Em setembro, detectando que uma das portas internas estava com cupim, resolvi trocá-la. De porta nova e disposto a manter a política da boa vizinhança, fui abordado, mais uma vez, por dona Olga:

- Vi tua porta velha, disse ela. – Tomada de cupim, não é? “Pois é”, falei. “Coisa difícil de perceber quando se está comprando um imóvel no inverno”.

Dona Olga pareceu não escutar minha justificativa, ansiosa por encaminhar a pergunta que eu já sabia que viria.

- Quanto está uma porta nova? – indagou. Confesso, sinceramente, que me deu vontade de chutar a metade do preço que havia pago. “Mas por que faria isso?”, pensei comigo mesmo. E falei a verdade: quinhentos reais.

Dona Olga torceu levemente a boca, como se dissesse “Pobre rapaz!” E continuou: “Há pouco mais de um ano, trocamos três portas internas. Conseguimos por mil reais. E para pagar em três vezes!”, enfatizou ela, apontando-me três dedos da mão direita.

Eu poderia ter-lhe dito que não tinha nem tempo nem paciência para andar correndo atrás de portas internas. Ou poderia dizer-lhe simplesmente que a minha, com certeza, era melhor que as dela. Ou pior: poderia ter-lhe devolvido que, já que ganhava bem mais que a família inteira dela, dava-me o direito de achar que quinhentos reais estava bom. Mas o que dona Olga pensaria disso?

Tentei sorrir e balbuciei um bom negócio, antes de subir os trinta e quatro degraus até meu apartamento. Dona Olga assentiu e, fechando a porta orgulhosa, desejou-me boa noite.

Alguns dias depois, quando saía do edifício, fui abordado na calçada por dois meninos com quatro bandejas de reluzentes morangos. Ofereceram-se cada uma por um real e cinqüenta centavos ou as quatro por cinco reais. Parecendo-me que os frutos eram sadios e os meninos, honestos, fechei o negócio na hora.

Convencido de que havia feito uma boa compra – uma bandeja daquelas não saía por menos de dois reais e cinqüenta centavos -, já ia subir para guardar os morangos, quando vi dona Olga retornando da feira que ocorria toda quinta no nosso bairro.

Não pude deixar de me assanhar com a possibilidade de mostrar a ela que eu também sabia fazer bons negócios domésticos. A quantia envolvida não era grande, mas era o valor simbólico da transação que importava.

Esperei-a na calçada com um sorriso maroto nos lábios. Ainda mais quando vi que em cima da sacola de plástico vinham duas bandejas de morango cuidadosamente arrumadas para que os frutos não fossem amassados.

- Bom dia, dona Olga.

- Bom dia, seu Márcio, respondeu ela, já mirando meus morangos.

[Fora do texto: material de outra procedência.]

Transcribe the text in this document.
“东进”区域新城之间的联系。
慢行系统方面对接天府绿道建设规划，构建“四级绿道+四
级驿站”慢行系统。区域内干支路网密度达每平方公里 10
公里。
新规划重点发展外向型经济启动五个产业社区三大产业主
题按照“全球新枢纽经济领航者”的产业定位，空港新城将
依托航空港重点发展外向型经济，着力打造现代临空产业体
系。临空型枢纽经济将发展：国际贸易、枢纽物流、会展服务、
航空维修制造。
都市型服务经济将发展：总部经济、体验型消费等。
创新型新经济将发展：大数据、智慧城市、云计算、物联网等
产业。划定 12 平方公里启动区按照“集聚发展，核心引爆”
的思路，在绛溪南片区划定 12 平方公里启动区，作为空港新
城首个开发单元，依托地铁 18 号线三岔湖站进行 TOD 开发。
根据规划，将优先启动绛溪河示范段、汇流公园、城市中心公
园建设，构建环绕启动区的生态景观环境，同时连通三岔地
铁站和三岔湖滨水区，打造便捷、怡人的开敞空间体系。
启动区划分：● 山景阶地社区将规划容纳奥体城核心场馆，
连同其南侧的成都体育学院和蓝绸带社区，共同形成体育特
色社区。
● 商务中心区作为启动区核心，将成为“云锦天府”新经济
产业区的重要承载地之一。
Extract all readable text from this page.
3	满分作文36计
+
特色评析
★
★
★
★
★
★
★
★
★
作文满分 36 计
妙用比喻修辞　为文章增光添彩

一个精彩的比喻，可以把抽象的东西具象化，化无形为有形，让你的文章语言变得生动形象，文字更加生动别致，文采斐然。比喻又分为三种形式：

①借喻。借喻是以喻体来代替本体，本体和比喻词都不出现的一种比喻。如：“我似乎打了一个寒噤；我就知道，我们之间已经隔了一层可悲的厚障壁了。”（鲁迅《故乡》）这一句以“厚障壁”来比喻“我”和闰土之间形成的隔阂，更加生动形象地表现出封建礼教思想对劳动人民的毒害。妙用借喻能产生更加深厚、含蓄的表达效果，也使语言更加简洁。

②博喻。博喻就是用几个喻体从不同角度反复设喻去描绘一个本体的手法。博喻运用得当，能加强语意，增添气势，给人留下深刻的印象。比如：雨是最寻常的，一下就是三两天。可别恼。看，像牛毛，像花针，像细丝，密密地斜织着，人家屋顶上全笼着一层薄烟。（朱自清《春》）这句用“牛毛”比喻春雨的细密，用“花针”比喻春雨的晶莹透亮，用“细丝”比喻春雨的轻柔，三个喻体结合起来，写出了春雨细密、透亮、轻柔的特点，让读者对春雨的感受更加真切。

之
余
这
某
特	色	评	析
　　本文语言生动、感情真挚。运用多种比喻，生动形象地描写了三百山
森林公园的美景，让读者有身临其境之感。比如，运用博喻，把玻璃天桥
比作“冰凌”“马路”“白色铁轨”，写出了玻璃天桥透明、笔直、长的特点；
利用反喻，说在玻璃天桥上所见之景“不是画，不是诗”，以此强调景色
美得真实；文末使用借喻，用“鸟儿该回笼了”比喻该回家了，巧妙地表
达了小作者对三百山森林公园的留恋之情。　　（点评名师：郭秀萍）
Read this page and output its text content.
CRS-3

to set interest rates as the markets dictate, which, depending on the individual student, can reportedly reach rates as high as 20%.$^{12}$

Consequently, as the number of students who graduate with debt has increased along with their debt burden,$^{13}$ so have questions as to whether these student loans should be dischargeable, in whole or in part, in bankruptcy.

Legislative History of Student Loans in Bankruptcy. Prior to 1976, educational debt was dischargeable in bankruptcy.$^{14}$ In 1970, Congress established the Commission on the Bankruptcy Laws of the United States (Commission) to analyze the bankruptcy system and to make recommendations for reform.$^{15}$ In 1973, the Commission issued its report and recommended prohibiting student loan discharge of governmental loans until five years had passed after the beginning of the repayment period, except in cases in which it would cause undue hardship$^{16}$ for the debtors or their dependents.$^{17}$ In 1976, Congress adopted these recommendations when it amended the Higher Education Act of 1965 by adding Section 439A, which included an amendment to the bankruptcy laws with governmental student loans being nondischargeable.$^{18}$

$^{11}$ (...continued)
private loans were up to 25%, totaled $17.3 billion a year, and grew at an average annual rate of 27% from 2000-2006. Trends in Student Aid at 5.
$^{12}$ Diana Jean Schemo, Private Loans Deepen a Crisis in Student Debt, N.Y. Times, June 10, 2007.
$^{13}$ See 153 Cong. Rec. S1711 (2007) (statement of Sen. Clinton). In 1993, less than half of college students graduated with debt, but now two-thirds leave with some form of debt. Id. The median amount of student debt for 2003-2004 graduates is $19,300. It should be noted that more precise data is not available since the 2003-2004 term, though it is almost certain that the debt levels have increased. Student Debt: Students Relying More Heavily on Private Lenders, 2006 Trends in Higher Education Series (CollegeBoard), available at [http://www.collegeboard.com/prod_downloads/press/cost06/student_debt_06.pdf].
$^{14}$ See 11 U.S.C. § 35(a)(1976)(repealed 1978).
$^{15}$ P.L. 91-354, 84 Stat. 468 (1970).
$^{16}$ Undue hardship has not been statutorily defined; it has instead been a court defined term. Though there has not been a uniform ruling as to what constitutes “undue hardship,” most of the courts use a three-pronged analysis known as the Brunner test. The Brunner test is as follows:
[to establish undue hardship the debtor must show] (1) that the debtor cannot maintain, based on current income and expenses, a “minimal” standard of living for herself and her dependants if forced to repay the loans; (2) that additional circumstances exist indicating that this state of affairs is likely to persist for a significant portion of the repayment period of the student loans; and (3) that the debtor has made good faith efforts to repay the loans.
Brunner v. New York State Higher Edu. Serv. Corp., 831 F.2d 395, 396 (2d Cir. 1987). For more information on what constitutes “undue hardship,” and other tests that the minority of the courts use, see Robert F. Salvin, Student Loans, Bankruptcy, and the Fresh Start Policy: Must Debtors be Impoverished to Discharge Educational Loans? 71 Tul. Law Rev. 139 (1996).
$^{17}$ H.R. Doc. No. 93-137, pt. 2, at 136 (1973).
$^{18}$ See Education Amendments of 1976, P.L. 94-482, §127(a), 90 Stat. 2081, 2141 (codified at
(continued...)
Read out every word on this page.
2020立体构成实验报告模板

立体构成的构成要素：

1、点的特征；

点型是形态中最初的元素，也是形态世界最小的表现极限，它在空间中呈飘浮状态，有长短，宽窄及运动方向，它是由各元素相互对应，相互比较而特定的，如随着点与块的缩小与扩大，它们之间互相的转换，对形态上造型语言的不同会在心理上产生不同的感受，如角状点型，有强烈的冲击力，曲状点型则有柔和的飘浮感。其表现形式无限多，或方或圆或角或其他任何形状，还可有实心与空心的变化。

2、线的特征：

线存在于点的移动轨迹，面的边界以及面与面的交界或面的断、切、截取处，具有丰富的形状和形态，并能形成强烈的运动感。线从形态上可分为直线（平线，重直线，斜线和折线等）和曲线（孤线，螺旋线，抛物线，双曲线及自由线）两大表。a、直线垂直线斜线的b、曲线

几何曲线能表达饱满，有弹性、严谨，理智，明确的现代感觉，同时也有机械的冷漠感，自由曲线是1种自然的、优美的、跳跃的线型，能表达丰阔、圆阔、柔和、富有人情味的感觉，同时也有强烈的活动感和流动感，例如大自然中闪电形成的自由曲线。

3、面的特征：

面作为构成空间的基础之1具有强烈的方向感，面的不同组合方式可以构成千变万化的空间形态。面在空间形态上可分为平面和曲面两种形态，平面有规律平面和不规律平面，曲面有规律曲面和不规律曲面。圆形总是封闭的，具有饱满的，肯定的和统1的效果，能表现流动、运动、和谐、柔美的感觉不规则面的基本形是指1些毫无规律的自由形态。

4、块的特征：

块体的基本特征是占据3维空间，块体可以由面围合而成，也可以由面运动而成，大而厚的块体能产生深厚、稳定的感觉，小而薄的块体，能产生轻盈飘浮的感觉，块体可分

- Vejo que tivemos a mesma idéia!

- Pois é, respondeu ela. - De onde tirou esses morangos?

Antes de dizer-lhe de onde havia tirado as frutas, já fui avisando-a, com o sorriso ainda no rosto:

- Dona Olga, acho que fiz um bom negócio desta vez. E sem precisar ir muito longe de casa! Assim que saí do edifício, dois meninos me ofereceram estes morangos! Comprei as quatro bandejas por cinco reais. Vou ficar com duas e levar as outras duas para minha mãe fazer uma torta.

- Ah, seu Márcio - disse dona Olga, colocando a mão sobre a boca, numa expressão tão falsa de lamento que mal conseguia esconder sua faceirice. – Os produtores estavam distribuindo essas bandejinhas de graça na feira. Cada pessoa podia pegar duas. Era só assinar uma lista, em apoio à luta deles por mais crédito para a agricultura. Que pena! Se o senhor andasse mais duzentos metros, não botava seu dinheiro fora.

Lembro-me de ter procurado, naqueles décimos de segundo em que se fez silêncio, alguma coisa espirituosa para falar, mas não havia jeito: naquele teatro, naquela tragicomédia encenada regularmente no coração do bairro Petrópolis, quisesse eu participar ou não, a mim sempre estaria reservado o papel de otário. À dona Olga, o de heroína.

Já estou até pensando em colocar meu apartamento à venda. É lógico que, para dona Olga, vou fazer outro mau negócio.